Tradescantia fluminensis

Tradescantia fluminensis

La misère verte. Plante rampante ultra-facile, petites feuilles vertes ou panachées de blanc, crème et rose. Toxicité légère chats chiens, croissance fulgurante.

  • Difficulté Facile
  • Lumière Vive indirecte
  • Arrosage 1× par semaine
  • Toxicité Toxique pour les chats

© Wikimedia Commons, licence libre (Enrique Dans, CC BY 2.0)

Famille

Commélinacées

Origine

Brésil et Argentine (forêts atlantiques de l'est de l'Amérique du Sud)

  • facile
  • croissance rapide
  • retombante
  • plante suspension
  • feuillage decoratif
  • panachee

La misère verte, cousine moins flamboyante mais plus invasive que la zebrina

Le Tradescantia fluminensis, appelé misère verte, misère blanche ou petite misère en français, est l’une des plantes d’intérieur les plus répandues au monde. Moins coloré que sa cousine la Tradescantia zebrina, il compense par une simplicité d’entretien absolue et une vitesse de croissance phénoménale. Une simple bouture donne une plante pleine en quelques semaines, et l’espèce supporte tout : oubli d’arrosage, lumière médiocre, sol pauvre, taille agressive.

Originaire des forêts atlantiques du sud-est du Brésil et du nord-est de l’Argentine, le Tradescantia fluminensis pousse à l’état naturel comme plante tapissante au sol des forêts humides, formant d’épais matelas qui couvrent parfois plusieurs hectares. Cette adaptation explique sa double personnalité : plante d’appartement docile chez vous, espèce envahissante redoutable dans les climats doux. Elle est classée comme invasive majeure en Nouvelle-Zélande, en Australie, dans le sud des États-Unis, au Portugal et dans plusieurs régions méditerranéennes.
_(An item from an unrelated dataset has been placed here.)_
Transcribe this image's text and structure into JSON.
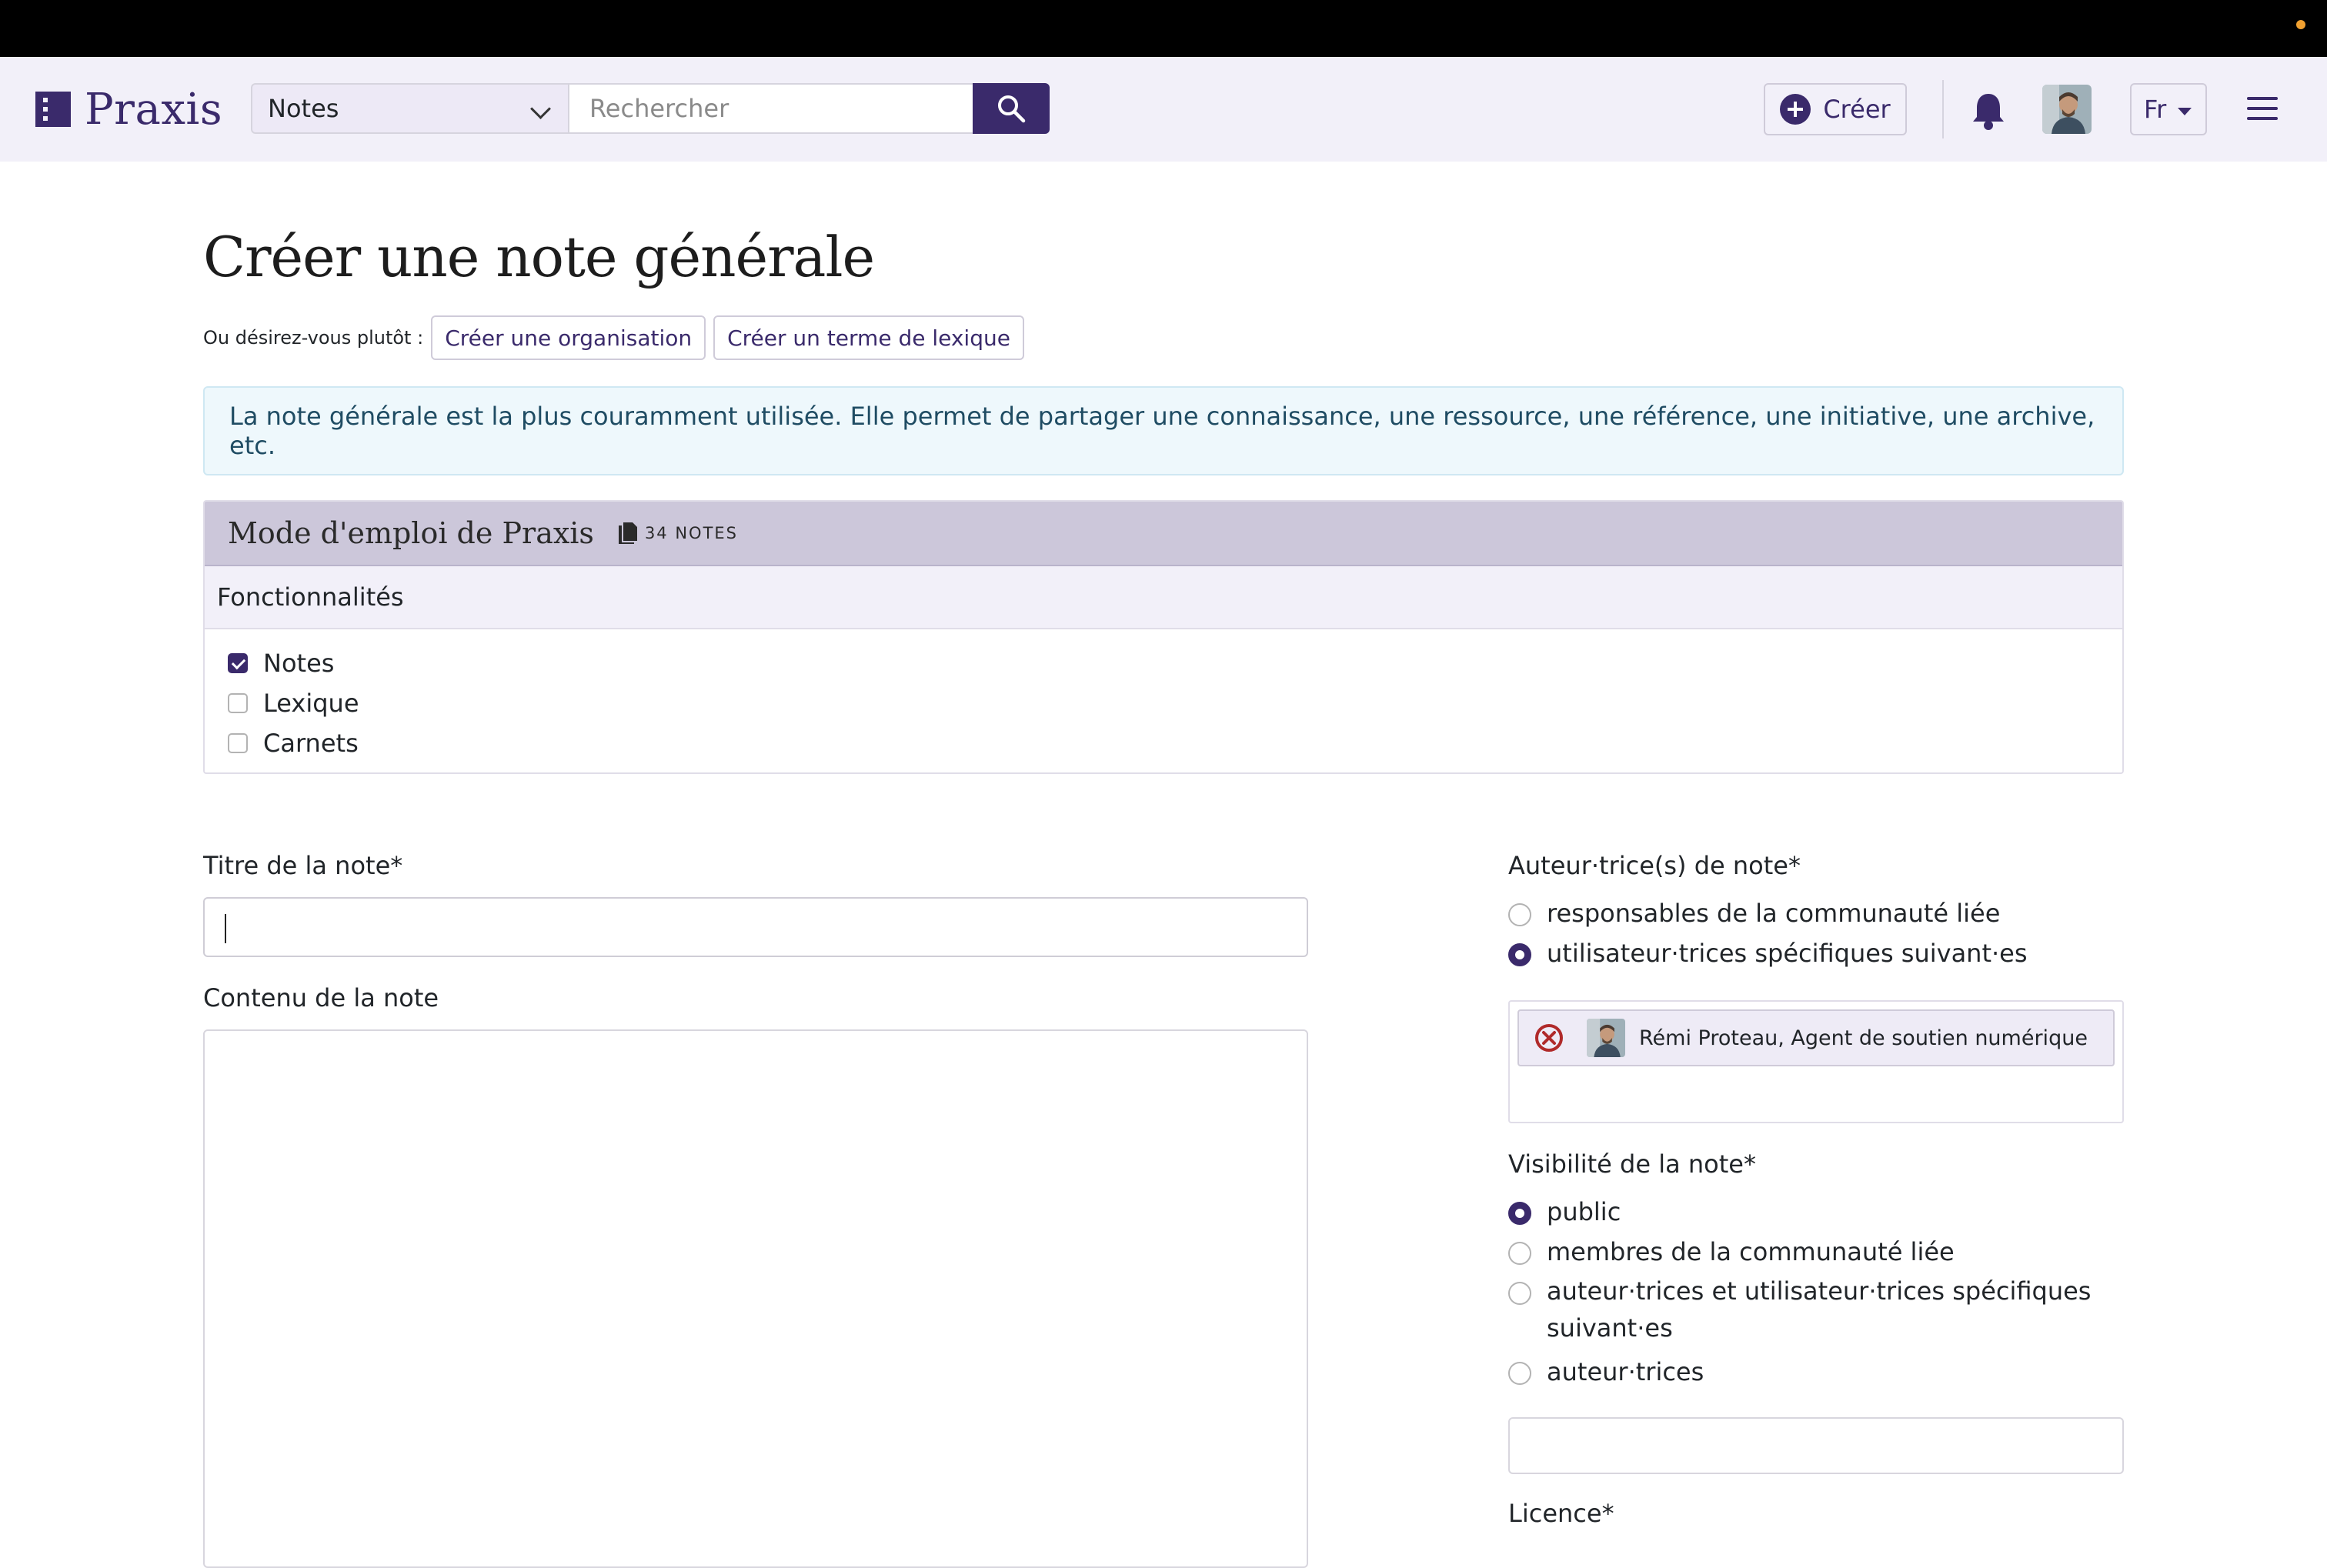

Le nom de genre Tradescantia rend hommage à John Tradescant l’Ancien, jardinier en chef du roi Charles I d’Angleterre au XVIIe siècle. L’épithète spécifique fluminensis signifie en latin “de la rivière” ou “des bords de cours d’eau”, en référence à son habitat naturel près des berges humides au Brésil. Le surnom anglais historique “Wandering Jew”, aujourd’hui évité pour des raisons éthiques, cède la place à Small-leaf spiderwort ou Inch plant dans les sources contemporaines.

La différence avec la Tradescantia zebrina : à ne pas confondre

Beaucoup de jardineries vendent indistinctement les deux espèces sous le nom de “misère”, mais elles sont très différentes visuellement et biologiquement.

La Tradescantia zebrina possède des feuilles plus charnues, plus grandes (5 à 10 cm), striées d’argent sur fond vert foncé, avec un revers violet intense. La Tradescantia fluminensis a des feuilles plus petites (2 à 6 cm), vert pâle brillant dans la forme sauvage, fines et translucides. Les revers sont vert clair, parfois légèrement teintés de pourpre seulement sur certains cultivars.

La fluminensis pousse encore plus vite que la zebrina, et tolère beaucoup mieux la lumière faible. En revanche, sa panachure (sur les variétés Tricolor ou Quicksilver) est nettement plus fragile et disparaît rapidement en intérieur peu éclairé. Voir le guide Tradescantia fluminensis qui perd sa panachure pour le diagnostic.

Les variétés à connaître

Tradescantia fluminensis forme sauvage : feuilles entièrement vertes, lisses, brillantes. C’est la version la plus vigoureuse et la plus invasive. Souvent utilisée en couvre-sol en climat doux.

Tradescantia fluminensis Tricolor (parfois nommée Quicksilver) : panachée de blanc crème, vert et rose pâle. La plus populaire en intérieur. Croissance un peu plus lente, exigeante en lumière.

Tradescantia fluminensis Albovittata : grandes bandes blanches sur fond vert, sans rose. Effet très lumineux, populaire en suspension.

Tradescantia fluminensis Variegata : panachure crème et vert irrégulière, intermédiaire entre Tricolor et Albovittata.

Tradescantia fluminensis Aurea : feuilles entièrement jaune doré en pleine lumière, vert pâle en lumière modérée. Cultivar décoratif.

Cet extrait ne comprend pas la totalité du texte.